Monday, November 22, 2010

Perception of Perfection

I am not a writer as much as I am a reader. The written word has the power to transport, to temporarily displace, to move earth and time. Oh how I love the idealic universe of a book. But I don’t live in a book. I live in the here and now, which can sometimes weigh a person down. I am a real person with real thoughts, real hurts, real situations, true joys and true pain. Due to my desire to live in an idealic world I often look at my world through perfectionistic eyes. Desiring the best of me and hoping everyone else will too. There is no room for compromise, no room for “slip-ups” and no re-do’s. Do it right the first time with excellence. High expectations mean a longer and harder fall. Why do I put myself through it? Human nature; a desire to not be found wanting, maybe even the difficulty in accepting unconditional love. Honestly, how long can one person keep up that pace without succumbing to the weight of imperfection? Not long. Pushing, striving, attaining and failing only to find that all along all I had to do was trust.

Trust, for me, has always come easy. I am gullible and quick to believe in people (some of my close friends know this well and use it to their advantage in tricking me). On the more serious side, I have been hurt many times in my life just because I didn’t want think someone was truly that devious or selfish. I have held on to friends longer than I should have. I pushed away those who showed potential to hurt. It is because of these life experiences that I now find myself more hesitant to make new friends, becoming more introverted the older I get. I have become my own worst enemy. Condemning myself for “human” errors and becoming more introverted in order that I would not disappoint anyone else. Maybe it was the hurt that pushed me more toward perfection. Not wanting to hurt others as they hurt me. Not wanting to accept that I am just as selfish, at times, as they were. Each hurt became a brick, a layer, a wall pinning me in as I strove to create my own idealic universe. A preacher once said, “If you find the perfect church and join it, it won’t be perfect anymore.” If I create my safe perfect world and all that is left in it is me, guess what? It’s NOT perfect.

So how do I move past the flaw of perfection? Jesus. I’m currently reading a book called, “Having a Mary Heart in a Martha World” by Joanna Weaver. In just the few chapters I have read it has become clear that I am Martha (Luke 10). I am the one who will open my home at the drop of a hat.

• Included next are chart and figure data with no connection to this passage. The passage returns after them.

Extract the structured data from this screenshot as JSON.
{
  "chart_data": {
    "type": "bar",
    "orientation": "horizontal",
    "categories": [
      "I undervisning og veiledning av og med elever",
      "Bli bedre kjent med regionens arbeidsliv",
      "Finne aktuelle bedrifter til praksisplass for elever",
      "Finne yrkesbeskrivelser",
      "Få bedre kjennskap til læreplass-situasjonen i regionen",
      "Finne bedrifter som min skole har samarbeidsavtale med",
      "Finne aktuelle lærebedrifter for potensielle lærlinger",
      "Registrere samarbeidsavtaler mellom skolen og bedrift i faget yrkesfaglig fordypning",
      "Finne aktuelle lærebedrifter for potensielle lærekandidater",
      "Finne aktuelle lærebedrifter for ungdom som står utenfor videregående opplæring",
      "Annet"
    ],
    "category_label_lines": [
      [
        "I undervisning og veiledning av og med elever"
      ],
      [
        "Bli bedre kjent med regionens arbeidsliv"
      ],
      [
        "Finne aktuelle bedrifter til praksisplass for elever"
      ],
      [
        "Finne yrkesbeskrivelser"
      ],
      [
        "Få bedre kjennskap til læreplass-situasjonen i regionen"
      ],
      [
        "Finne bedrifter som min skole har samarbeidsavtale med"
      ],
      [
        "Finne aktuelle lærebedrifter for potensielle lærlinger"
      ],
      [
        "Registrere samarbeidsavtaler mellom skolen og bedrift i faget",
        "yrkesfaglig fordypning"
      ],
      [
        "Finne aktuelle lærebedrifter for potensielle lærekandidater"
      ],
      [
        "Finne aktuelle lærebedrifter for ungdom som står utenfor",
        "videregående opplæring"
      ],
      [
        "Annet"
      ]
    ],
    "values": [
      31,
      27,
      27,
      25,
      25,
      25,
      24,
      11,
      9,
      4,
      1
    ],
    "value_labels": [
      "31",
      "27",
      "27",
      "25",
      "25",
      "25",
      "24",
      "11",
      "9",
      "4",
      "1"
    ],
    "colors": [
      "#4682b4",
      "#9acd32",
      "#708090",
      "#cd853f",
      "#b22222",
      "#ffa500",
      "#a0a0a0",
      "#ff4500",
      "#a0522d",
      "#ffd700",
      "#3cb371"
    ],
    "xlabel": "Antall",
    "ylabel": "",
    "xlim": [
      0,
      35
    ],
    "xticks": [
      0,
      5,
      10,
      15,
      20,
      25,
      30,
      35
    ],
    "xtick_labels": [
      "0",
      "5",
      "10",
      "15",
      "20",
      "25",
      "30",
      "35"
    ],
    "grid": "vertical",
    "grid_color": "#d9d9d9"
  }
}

Upon entering my house I will make sure sheets are clean, the most comforting foods are cooked and that you want for nothing. However, what you will not get is me sitting and enjoying a conversation. A wall? Perhaps. Perfection? Most definitely. In reading the story of Mary and Martha, in Luke 10, Martha is fussing about fixing a dinner for her guests while her sister sits by and does nothing (my perspective). Vs 40 says Martha was distracted by all the preparations that had to be made. Were these preparations REALLY needed? The Bible says that Mary chose the “greater thing.” It was to sit and listen to Jesus, commune with Him, get to know Him. It is in my time with Him that I learn to be content with who I am. It is also in those times I realize what gifts/talents I have been blessed with and that it is okay to use them in relationship with others. It is in those quiet times that bricks of hurt are removed and crushed, nevermore to return. It is in those moments that I know that my world will never be perfect but my Savior is.